Hepatitis B isn't usually a virus that causes immediately severe symptoms like Ebola or passes rapidly from person to person like measles, But hepatitis B still causes a serious illness that can become chronic, have lifelong consequences for patients, and which may be fatal for some. Researchers have now learned how five host cell proteins are involved in a critical step in the hepatitis B virus (HBV) life cycle. These findings, which were reported in Nature Communications, could help scientists develop a strategy for preventing these chronic infections.
"An estimated two billion people have been exposed to HBV, of whom 250 to 400 million are chronically infected," said senior study author Alexander Ploss, associate professor of molecular biology at Princeton University. "Currently, there is no cure for chronic HBV infection, and patients need to be on a lifelong antiviral regimen. Approximately 887,000 individuals die each year from HBV-related liver diseases or liver cancer."
Ploss and colleagues have been working to reveal the details of HBV's life cycle. They've found that the viral DNA forms a structure that's essential to viral replication, and this conversion uses five proteins in the cell it infects to change into this structural form.
"Central to HBV replication is the formation of covalently closed circular DNA (cccDNA) from relaxed circular DNA (rcDNA) which is carried into the host cell by the virus during the initial infection," explained Ploss. "We have recently demonstrated that HBV relies on five host proteins - namely PCNA, RFC complex, POLδ, FEN-1, and LIG1 that are necessary and sufficient for this conversion step."
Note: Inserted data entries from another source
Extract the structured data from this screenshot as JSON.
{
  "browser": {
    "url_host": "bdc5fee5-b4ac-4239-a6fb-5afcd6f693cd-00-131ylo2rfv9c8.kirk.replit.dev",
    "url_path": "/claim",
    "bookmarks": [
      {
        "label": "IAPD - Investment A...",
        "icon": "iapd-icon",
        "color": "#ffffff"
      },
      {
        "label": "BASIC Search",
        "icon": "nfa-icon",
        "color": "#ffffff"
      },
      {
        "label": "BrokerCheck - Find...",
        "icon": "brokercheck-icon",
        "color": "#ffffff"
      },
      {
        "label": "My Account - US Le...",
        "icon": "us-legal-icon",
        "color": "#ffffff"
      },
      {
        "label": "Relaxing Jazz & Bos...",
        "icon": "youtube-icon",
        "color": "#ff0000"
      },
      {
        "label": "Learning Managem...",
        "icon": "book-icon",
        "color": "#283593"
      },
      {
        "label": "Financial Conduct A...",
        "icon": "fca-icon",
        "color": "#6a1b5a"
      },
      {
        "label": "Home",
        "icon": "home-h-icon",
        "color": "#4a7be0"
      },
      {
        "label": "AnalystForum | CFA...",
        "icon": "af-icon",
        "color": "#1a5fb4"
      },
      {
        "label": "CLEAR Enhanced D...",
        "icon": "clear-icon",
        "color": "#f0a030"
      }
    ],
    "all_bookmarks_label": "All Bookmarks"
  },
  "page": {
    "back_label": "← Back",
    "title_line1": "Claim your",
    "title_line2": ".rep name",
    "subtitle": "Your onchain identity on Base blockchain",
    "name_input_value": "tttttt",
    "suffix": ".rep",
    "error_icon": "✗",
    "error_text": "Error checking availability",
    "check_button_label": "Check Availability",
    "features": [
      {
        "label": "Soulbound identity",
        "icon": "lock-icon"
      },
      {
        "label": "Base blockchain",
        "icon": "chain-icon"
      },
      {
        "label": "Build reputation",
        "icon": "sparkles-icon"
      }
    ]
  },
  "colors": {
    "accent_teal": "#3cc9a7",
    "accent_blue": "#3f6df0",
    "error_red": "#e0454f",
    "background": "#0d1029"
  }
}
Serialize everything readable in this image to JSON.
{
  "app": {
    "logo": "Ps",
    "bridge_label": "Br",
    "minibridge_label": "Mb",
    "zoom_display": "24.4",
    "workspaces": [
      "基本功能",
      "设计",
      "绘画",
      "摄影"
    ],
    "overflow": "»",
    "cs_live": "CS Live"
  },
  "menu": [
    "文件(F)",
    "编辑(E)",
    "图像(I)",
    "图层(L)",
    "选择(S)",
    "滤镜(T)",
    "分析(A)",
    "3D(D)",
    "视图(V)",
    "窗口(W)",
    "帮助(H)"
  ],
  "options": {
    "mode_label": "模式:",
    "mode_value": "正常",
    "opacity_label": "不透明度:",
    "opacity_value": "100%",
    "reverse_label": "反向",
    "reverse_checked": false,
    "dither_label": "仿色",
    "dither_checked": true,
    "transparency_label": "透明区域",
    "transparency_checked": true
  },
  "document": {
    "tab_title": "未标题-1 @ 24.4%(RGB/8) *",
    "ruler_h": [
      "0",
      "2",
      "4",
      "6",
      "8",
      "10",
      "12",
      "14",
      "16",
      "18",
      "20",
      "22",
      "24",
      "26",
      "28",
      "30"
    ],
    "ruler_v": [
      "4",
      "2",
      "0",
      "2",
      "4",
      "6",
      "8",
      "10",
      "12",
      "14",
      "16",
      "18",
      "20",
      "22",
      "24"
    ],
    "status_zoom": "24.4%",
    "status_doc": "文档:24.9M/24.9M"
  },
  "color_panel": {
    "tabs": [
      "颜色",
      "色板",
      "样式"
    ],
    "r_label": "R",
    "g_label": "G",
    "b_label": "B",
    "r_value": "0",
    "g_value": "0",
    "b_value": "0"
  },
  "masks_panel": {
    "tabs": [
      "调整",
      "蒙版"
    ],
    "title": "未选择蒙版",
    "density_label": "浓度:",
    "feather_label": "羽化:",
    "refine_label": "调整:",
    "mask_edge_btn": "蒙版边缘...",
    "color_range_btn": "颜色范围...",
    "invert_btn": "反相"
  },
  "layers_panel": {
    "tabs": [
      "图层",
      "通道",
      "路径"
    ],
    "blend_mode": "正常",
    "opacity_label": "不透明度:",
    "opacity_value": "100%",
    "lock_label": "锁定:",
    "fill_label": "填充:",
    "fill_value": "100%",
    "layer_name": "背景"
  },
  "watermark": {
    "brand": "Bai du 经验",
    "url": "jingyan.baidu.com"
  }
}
A DNA molecule is two strands of nucleotide bases that are complementary and bound to one another. The HBV genome is only four genes, which is extremely small. The virus has to rely on proteins in the host cell it infects to generate more viral particles, and to convert from rcDNA to cccDNA.
In the HBV rcDNA, the two strands have a gap in the sequence. On one strand the gap is considerably bigger, and it's offset from the other. Since these gaps in DNA are flagged as damage that needs repair by a cell (the cell's DNA repair machinery doesn't differentiate between this viral DNA and human DNA), they are filled in to create a circle of intact, double-stranded DNA. That's the cccDNA that hangs around in the nucleus of cells.
In this work, the researchers determined how this repair takes place and what proteins are involved. All five of the proteins play a role in fixing the DNA; two of the five proteins do repair work on one side, and all five work on the other.
"In this paper, [postdoctoral fellow Lei] Wei and Ploss provide a compelling story in elucidating the cellular machinery that is essential for converting the incoming HBV genome into the cccDNA," said HBV expert Dr. T. Jake Liang, a National Institutes of Health Distinguished Investigator in the Liver Diseases Branch. "This work offers not only important insights into the biochemical pathway of cccDNA biogenesis but also potential strategies to target cccDNA for therapeutic development."
The researchers have already determined that two compounds can interfere with the conversion of rcDNA to cccDNA in vitro. They are hoping that in the future, drugs like these compounds will be demonstrated to work in people.
"Our findings, biochemical approaches, and the novel reagents that we generated and engineered, open the door to providing an in-depth understanding [of] how this major human virus establishes persistence in host cells," Ploss said.